İstihbarat dünyasını bilen o aracın El Kaide üyesine kayıtlı olmasının anlamını çok iyi bilir. Yarın konu ulusal ve uluslararası mahkemelerin gündemine geldiğinde, El Kaide’ye silah götürme emrini veren yetkililer “bu istihbaratçılar bizim bilgimiz dışında, kendi başlarına hareket etmiş. Bir El-Kaide üyesinin arabasını ayarlayıp El-Kaide’ye destek vermişler. Bu karar vericiler olarak bizi bağlamaz” diye tüm sorumluluğu o istihbaratçıların üstüne atacaklardır.

Bu yüzden şimdilik Erdoğan, hükümeti ve Hakan Fidan, olabildiğince konuyu mahkemelerin önüne getirtmemeye çalışıyor. O savcıların tutuklatma nedeni de bu. Türkiye’de hukuk normale dönünce veya konu uluslararası mahkemelere taşınınca, El Kaide’ye silah taşıtan yetkililer o MİT’çileri satıp haberimiz yoktu diyecektir.

Baskın anı kameralarla kaydedildiğinden, o MİT’çilerin tespit edilmesi gayet kolay. Bu yüzden MİT’çileri saklamaları da kolay olmayacaktır. 

Bu durum o aracın El Kaide üyesine kayıtlı olduğu bilgisini gizleyip savcıları içeri attıran müfettişlerin de, o savcıları içeri atan savcı ve hakimlerin de başını ağrıtacaktır.

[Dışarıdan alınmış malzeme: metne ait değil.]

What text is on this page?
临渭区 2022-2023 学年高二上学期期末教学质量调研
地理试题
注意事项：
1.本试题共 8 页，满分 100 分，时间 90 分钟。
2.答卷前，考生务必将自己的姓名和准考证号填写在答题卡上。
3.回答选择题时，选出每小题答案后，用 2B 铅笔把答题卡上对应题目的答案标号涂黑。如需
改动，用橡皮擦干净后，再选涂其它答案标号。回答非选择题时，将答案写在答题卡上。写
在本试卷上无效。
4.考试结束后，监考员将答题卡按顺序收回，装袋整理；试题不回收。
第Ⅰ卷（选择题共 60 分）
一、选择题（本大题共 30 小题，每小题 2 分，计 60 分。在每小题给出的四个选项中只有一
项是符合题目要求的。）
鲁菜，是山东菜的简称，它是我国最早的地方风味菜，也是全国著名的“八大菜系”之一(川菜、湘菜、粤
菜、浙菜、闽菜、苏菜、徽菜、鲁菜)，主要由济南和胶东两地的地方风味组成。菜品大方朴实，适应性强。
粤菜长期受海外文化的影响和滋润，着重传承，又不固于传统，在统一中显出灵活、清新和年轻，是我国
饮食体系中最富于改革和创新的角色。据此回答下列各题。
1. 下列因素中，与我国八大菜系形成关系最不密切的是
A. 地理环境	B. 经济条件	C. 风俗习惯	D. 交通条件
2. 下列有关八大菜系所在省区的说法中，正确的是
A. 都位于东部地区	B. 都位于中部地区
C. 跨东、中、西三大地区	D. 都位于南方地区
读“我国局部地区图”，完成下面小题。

Dünyada El-Kaide konusunu takip eden biri olarak şunu söylemek zorundayım: Dünya El Kaide/IŞİD konusunda oldukça hassas. El Kaide’ye silah götüren o MİT’çilerin görüntüleri kamera kayıtlarında olduğundan kimlik değiştirerek bile yurt dışına çıksalar başları ağrıyabilir.  Maalesef birkaç maceraperest yöneticinin verdiği El Kaide’ye silah taşıma kararı nedeniyle O MİT’çilerin yurtdışına çıktıklarında tutunlanma olasılığı vardır. Umarım onlara yurtdışı görevi yazmazlar. Bu konu Türkiye için diplomatik krize dönüşebilir.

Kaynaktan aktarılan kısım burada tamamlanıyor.